Mah, J. C.; Lohmueller, K. E.
Show abstract
Accurate estimation of population demographic history is central to population genetics yet remains challenging due to the sensitivity of inference methods to the number of individuals and the demographic scenario assumed in inference. The site-frequency spectrum (SFS) of neutral variants, a widely used summary statistic of genetic variation, is particularly sensitive to demographic processes, but studies have shown that qualitative results from demographic inference, i.e., population expansion vs. contraction, can depend strongly on the number of individuals in the dataset.
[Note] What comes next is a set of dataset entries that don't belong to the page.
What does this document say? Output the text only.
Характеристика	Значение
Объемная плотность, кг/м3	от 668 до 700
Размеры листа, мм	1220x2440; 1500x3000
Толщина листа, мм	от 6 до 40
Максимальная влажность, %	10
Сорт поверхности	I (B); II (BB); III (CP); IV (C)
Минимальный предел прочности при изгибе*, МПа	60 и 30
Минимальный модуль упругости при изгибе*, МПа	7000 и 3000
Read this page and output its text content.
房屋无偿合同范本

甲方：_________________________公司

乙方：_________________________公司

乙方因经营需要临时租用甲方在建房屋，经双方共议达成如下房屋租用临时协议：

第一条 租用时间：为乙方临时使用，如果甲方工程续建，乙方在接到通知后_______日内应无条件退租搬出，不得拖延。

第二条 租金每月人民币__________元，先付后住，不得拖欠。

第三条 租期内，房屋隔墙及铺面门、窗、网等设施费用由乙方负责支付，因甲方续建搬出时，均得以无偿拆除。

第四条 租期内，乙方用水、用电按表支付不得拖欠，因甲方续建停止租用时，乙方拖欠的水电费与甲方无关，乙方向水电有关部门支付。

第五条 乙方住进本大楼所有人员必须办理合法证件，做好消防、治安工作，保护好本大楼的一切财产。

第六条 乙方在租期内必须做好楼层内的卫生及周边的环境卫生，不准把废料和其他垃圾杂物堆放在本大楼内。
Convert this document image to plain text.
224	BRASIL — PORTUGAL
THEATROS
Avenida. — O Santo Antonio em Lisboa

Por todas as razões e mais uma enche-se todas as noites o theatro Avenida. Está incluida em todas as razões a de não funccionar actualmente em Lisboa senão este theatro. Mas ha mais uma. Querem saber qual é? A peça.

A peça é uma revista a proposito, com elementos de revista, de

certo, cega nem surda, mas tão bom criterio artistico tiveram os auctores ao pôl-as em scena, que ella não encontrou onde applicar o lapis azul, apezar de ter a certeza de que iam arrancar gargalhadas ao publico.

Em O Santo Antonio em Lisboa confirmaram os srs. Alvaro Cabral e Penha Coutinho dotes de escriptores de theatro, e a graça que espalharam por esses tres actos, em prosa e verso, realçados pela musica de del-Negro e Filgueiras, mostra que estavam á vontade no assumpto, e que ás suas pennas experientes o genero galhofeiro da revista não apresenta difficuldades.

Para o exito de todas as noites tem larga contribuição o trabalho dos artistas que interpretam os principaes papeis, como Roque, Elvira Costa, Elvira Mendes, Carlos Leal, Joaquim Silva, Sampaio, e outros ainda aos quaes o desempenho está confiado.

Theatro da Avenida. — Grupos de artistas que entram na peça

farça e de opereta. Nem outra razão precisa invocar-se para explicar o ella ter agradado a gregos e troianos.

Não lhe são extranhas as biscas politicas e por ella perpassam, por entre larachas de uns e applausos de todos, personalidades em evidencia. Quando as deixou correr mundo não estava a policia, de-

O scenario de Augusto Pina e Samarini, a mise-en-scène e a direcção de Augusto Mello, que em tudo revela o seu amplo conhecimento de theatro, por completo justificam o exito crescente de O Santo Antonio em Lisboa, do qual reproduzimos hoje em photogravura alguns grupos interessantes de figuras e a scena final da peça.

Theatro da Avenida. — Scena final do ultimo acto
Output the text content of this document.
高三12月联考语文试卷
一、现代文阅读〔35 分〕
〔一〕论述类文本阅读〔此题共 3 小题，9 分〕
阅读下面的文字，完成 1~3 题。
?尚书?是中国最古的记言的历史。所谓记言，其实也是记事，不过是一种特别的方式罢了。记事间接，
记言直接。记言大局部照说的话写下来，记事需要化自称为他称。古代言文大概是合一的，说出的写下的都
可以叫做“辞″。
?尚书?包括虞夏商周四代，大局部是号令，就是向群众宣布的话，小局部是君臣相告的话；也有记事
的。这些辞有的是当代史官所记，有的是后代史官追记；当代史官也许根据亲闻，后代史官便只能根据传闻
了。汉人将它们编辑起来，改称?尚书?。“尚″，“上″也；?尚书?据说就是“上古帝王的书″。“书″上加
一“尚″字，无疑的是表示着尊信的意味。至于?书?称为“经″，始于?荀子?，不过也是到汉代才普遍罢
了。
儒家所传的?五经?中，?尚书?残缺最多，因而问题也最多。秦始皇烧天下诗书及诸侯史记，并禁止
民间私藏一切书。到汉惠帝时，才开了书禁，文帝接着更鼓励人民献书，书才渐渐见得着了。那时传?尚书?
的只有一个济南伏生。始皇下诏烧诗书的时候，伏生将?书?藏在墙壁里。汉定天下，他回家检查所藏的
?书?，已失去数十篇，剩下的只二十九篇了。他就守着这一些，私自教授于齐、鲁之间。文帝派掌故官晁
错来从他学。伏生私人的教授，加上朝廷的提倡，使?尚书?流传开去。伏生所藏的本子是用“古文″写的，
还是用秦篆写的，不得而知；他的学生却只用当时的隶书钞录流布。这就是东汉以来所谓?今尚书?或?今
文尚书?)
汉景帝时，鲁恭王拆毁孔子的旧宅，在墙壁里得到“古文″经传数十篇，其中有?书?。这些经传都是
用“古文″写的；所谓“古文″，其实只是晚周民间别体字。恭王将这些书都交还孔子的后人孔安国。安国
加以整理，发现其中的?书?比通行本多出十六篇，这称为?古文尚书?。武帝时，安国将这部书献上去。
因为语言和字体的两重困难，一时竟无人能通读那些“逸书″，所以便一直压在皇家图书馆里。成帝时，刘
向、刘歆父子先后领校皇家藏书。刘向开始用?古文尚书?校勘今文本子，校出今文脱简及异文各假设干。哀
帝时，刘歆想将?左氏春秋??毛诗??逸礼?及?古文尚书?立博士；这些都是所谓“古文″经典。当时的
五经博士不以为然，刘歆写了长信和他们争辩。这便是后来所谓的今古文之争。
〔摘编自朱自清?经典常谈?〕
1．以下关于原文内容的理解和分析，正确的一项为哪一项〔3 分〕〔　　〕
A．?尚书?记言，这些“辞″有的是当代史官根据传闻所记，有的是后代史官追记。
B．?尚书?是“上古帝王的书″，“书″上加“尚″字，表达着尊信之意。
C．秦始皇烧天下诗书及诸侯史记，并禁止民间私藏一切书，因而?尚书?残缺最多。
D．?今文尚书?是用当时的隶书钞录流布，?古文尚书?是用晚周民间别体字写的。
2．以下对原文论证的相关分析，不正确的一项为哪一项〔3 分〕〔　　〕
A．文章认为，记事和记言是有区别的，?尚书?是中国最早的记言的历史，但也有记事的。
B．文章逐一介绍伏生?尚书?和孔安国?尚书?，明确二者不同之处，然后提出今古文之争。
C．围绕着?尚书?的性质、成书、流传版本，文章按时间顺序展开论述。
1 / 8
Here, we analyzed two simulated datasets and one empirical dataset characterized by an ancient population bottleneck followed by a recent population expansion. Fitting a two-epoch demographic model across a range of sample sizes, we found that inference shifted from signals of ancient population contraction at small sample sizes to signals of recent population expansion at large sample sizes. Other summary statistics, including Tajimas D and the proportion of singletons, also changed with sample size. We found that these changes of inferred evolutionary signals under a two-epoch model can be explained by the epoch which contributes the highest mean proportion of coalescent branch lengths. Our results highlight that demographic inference depends critically on the number of individuals analyzed and suggest that analyzing datasets at multiple sample sizes can reveal complementary aspects of population history.